The UAE’s new corporate tax, which will be implemented from June 1, 2023, will bring more transparency to the market around financial disclosures, according to the CEO of KPMG Lower Gulf.

In an exclusive interview with Zawya, Emilio Pera said that KPMG had seen significant interest from entities that operate across free zones and mainland jurisdictions, as well as multinationals that have business inside and outside of the UAE.

Emilio Pera, CEO, Senior Partner, KPMG Lower Gulf. Image Courtesy: KPMG
Emilio Pera, CEO, Senior Partner, KPMG Lower Gulf. Image Courtesy: KPMG
Emilio Pera, CEO, Senior Partner, KPMG Lower Gulf. Image Courtesy: KPMG

Under the tax programme, corporations and other businesses with taxable profits exceeding AED 375,000 ($102,110) will have to pay a standard rate of 9%. The first year the tax will be effective is in 2024, meaning the first assessments will take place in 2025.

“If you consider the 9% proposed tax it is one of the lowest internationally, but it’s also providing transparency in the market, and positions the UAE as a leading financial centre in providing that confidence,” Pera said.  

The different segments entitled to pay corporate tax include: UAE-incorporated entities; individuals (foreign or resident) who conduct a business or business activity in the UAE; and foreign legal entities that have a permanent establishment in the UAE or that are managed and controlled in the UAE.

There has already been an uptick in the requirements of companies from a skills perspective, Pera said, as when VAT was implemented in the UAE, it was largely resolved under companies’ finance functions, whereas now, independent tax functions are being established.

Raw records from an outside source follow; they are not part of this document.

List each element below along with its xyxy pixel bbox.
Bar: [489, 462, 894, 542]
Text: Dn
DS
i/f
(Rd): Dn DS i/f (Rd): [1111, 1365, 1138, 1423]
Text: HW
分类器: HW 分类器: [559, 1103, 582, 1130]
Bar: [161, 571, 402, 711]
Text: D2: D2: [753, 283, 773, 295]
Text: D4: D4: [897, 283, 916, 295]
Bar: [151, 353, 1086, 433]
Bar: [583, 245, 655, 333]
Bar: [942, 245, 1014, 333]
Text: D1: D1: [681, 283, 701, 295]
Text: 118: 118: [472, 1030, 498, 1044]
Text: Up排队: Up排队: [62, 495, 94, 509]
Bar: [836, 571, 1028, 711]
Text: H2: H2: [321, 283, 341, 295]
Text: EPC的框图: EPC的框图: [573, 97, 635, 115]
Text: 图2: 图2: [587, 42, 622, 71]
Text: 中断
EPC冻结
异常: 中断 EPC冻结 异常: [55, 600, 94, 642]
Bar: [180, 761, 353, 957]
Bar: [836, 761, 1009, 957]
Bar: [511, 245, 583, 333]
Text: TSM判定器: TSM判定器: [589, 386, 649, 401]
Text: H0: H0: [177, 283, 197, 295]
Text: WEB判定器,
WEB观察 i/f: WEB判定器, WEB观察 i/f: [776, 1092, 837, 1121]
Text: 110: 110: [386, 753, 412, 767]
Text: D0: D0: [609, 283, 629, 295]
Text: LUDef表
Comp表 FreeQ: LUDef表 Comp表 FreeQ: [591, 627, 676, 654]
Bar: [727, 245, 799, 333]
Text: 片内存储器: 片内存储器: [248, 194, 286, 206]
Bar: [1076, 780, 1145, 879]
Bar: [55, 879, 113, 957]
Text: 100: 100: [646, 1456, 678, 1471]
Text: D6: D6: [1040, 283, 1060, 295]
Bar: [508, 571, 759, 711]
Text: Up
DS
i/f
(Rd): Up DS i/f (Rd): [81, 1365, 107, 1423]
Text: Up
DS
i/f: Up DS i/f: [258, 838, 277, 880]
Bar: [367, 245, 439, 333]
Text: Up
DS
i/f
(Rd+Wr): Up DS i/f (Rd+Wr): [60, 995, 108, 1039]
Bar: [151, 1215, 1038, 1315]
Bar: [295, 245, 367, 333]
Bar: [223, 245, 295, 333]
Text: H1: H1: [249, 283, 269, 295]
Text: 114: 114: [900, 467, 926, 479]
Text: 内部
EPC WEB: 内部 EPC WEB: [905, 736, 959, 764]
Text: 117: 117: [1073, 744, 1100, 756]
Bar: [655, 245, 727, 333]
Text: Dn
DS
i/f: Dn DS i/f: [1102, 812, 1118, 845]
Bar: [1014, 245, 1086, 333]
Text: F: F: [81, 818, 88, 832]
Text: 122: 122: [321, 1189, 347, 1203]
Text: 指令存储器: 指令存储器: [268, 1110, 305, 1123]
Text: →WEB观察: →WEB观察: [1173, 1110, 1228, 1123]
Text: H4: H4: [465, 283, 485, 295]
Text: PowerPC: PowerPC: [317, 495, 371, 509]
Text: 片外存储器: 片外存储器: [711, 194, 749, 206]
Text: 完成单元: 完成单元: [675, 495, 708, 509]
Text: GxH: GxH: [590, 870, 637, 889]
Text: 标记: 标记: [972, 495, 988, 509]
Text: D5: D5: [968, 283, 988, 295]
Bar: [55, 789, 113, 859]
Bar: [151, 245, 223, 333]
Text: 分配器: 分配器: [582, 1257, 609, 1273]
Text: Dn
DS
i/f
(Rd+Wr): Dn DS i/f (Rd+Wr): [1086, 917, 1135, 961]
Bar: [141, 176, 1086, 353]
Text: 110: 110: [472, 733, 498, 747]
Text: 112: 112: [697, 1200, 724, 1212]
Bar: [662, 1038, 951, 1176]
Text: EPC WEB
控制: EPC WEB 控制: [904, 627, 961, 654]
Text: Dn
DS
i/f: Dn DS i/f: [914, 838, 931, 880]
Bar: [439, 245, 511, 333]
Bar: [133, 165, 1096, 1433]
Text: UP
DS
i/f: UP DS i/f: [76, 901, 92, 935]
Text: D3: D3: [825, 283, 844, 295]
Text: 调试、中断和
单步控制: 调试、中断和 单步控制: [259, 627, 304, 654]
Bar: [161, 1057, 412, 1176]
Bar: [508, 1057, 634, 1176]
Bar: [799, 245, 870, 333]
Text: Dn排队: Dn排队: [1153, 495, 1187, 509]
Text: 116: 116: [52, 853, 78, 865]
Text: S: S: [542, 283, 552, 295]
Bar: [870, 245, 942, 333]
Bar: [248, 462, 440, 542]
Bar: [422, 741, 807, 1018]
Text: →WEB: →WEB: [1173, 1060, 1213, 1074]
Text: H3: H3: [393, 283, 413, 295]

“From a professional services perspective, it’s an area that we see growth in our tax business, but also advisory business, in order to support clients from a structural perspective, and also on the audit side,” he said.

Companies need to start looking from a deferred tax perspective, what the implications could be, he added.

In terms of readiness, KPMG is seeing awareness and interest from larger organisations, from companies that have been operating in a regional or international environment, who have already been exposed to tax jurisdictions, and around the nuance of mainland and offshore jurisdictions within the UAE.

“As far as readiness, I believe there is sufficient time, we have significant interest from companies. I can’t say that there aren’t some companies that might wake up a little bit later. That’s inevitable, that there will be some companies that will come forward nearer the time,” he said.